Kenyan Drake exploded after arriving in Arizona midway through last season, rushing for 110+ yards three times. Many seem to believe that Drake will be able to continue this level of production for the Cardinals this year, as shown by his ADP (first round). I am not one of those people. While I do think highly of Drake, it is important to point out that he failed to rush for over 70 yards five times in Arizona last year. People love to point out the big games, but his inconsistency worries me enough to stay away from him in the first two rounds of drafts. Kliff Kingsbury is going to run a high-octane, passing-oriented offense in Arizona this year. That benefits Kyler Murray and Arizona’s receivers, but it will probably leave Drake to play third fiddle on multiple occasions.

Wide Receivers

Arizona made the move of the offseason, trading David Johnson and two draft picks to the Texans for DeAndre Hopkins. From a fantasy perspective, this is a match made in heaven. Murray and Hopkins’ previous quarterback, Deshaun Watson, have similar run and gun playstyles. As Murray and Hopkins build chemistry, they could eventually become the most dangerous dynamic duo in the NFL. Hopkins has a legitimate shot at the WR1 spot this year and is absolutely worth taking with a late first-round pick. As for Arizona’s other receivers, their fantasy values obviously take a hit. Christian Kirk was a popular breakout candidate before the Hopkins trade, but he has now been relegated to the #2 receiver role. He doesn’t become completely irrelevant though, and is a solid pickup at his ADP in the 8th round of drafts. As for the Cardinals’ #3 receiver Larry Fitzgerald, his fantasy value remains the same. Fitz is still a lock for around 70 catches and 750 yards in that offense, and is a valuable plug-and-play option week in and week out.

Tight Ends

None of Arizona’s tight ends possess fantasy relevancy heading into the year.

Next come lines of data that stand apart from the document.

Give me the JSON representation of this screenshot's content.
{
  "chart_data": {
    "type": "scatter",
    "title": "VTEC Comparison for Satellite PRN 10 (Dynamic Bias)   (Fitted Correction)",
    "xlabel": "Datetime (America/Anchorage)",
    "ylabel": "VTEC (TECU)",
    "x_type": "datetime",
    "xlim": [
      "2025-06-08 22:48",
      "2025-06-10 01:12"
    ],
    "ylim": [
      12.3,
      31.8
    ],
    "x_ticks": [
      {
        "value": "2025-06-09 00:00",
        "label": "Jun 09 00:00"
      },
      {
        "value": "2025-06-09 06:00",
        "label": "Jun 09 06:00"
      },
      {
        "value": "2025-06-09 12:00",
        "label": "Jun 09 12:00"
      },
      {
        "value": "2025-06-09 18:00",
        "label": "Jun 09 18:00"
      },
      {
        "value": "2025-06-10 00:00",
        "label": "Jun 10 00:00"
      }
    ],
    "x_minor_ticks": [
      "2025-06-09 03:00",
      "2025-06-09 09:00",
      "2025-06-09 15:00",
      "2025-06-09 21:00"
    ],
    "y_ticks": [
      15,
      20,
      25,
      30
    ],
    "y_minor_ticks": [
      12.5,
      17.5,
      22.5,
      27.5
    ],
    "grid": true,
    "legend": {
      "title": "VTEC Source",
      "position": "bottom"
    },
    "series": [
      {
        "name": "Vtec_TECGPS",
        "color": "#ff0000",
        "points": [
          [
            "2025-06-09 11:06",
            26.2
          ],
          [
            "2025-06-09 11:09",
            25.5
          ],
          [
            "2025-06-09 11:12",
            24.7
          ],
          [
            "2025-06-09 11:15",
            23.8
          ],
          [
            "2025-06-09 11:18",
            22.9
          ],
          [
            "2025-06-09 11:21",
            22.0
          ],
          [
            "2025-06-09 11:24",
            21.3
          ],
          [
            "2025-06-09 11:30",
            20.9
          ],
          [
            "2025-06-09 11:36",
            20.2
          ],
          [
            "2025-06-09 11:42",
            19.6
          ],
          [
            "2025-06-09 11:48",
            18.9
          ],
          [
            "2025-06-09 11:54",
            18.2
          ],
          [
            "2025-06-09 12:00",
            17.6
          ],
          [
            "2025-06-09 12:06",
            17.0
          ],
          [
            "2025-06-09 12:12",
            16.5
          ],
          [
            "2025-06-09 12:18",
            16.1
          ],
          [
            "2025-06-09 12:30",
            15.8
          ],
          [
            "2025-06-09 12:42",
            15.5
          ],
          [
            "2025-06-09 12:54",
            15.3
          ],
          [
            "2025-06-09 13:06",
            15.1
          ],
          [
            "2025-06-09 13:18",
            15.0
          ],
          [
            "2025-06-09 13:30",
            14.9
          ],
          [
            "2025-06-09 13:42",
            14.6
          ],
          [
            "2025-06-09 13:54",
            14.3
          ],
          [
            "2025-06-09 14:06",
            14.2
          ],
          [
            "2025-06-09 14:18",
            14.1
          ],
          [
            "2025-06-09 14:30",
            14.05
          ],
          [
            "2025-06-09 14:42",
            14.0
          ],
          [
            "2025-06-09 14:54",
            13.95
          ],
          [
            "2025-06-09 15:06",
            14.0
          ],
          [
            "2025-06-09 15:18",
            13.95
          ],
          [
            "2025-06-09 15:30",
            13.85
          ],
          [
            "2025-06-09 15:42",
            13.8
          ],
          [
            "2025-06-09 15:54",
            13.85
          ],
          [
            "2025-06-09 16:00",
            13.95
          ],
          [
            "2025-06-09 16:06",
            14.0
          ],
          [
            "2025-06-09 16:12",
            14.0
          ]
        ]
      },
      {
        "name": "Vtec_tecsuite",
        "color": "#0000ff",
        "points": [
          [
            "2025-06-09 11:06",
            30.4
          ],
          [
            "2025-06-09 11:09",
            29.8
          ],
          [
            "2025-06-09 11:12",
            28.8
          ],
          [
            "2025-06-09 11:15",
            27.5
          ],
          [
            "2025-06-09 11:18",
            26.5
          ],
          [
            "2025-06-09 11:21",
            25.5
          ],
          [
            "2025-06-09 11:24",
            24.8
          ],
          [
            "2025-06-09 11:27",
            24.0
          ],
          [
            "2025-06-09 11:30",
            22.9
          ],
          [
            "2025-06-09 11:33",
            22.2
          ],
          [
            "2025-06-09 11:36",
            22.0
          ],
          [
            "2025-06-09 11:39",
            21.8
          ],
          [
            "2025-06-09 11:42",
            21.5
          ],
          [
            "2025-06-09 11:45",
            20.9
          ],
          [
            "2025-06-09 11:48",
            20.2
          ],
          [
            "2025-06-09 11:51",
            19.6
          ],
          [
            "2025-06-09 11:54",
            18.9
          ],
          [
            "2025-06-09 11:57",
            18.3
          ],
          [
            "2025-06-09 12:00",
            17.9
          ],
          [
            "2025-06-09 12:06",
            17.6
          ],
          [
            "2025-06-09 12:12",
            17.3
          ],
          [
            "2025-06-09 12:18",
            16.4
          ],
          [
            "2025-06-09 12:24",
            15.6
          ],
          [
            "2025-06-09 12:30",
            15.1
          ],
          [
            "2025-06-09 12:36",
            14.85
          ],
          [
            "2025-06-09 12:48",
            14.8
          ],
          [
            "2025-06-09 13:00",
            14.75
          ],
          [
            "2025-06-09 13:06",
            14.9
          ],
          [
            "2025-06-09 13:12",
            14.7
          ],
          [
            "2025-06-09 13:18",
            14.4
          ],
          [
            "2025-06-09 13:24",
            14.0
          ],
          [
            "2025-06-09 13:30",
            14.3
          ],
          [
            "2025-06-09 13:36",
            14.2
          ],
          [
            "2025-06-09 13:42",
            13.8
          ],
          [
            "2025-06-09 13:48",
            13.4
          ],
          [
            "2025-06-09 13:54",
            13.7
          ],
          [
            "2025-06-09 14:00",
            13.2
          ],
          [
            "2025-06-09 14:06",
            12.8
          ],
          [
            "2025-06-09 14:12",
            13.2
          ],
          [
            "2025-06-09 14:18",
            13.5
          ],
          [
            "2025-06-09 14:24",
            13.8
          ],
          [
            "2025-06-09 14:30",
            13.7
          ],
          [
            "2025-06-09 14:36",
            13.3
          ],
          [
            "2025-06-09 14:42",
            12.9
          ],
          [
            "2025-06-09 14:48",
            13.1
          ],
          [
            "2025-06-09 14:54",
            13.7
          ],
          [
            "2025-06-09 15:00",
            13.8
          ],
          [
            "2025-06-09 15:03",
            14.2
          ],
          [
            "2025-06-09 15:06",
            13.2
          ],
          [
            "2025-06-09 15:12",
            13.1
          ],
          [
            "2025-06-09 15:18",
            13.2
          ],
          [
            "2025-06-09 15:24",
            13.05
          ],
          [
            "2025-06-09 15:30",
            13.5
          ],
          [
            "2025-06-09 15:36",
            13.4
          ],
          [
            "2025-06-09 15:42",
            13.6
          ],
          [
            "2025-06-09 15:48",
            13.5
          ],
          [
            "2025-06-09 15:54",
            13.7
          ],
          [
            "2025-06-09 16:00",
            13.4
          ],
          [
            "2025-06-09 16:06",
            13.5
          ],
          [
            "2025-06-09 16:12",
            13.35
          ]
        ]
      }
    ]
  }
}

You have no reason to look this way when addressing your tight end roster spot.

Los Angeles Rams

Quarterback

Much like Jimmy Garoppolo, Jared Goff appears to be stuck in fantasy mediocrity. Goff finished as QB13 in 2019, and isn’t primed for a particularly great season. Goff is a solid option in deeper leagues or as a waiver wire pickup, but has no business starting on teams in 10-14 team leagues.

Running Backs

Los Angeles released Todd Gurley earlier this offseason and drafted Florida State running back Cam Akers in the second round to compete with Darrell Henderson for the starting job. Personally, this seems like Akers’ job to lose as Henderson has failed to show any type of potential so far. At his ADP in the 8th round of drafts, Akers has solid value with obvious upside if he fills the workhorse role for LA.

Wide Receivers

Cooper Kupp (WR4) and Robert Woods (WR14) both had great fantasy seasons in 2019, and I’m expecting more of the same for them this year. They’re both really solid options at their respective ADP’s in the fourth and fifth round. If you must choose between them, Woods has a higher ceiling this year as the lone true wideout after Brandin Cooks’ departure. This Rams team will go as far as Kupp and Woods can carry them, so expect a ton of targets and production for them both this season.

Tight Ends

Tyler Higbee showed flashes of major potential at the end of last year, racking up 100+ yards in four out of his five last games. Assuming he and Goff can continue to build chemistry, Higbee could see a large chunk of targets this season to make up for the loss of Brandin Cooks. He has enormous upside at his ADP (9th round) and could easily push for a top-5 fantasy finish.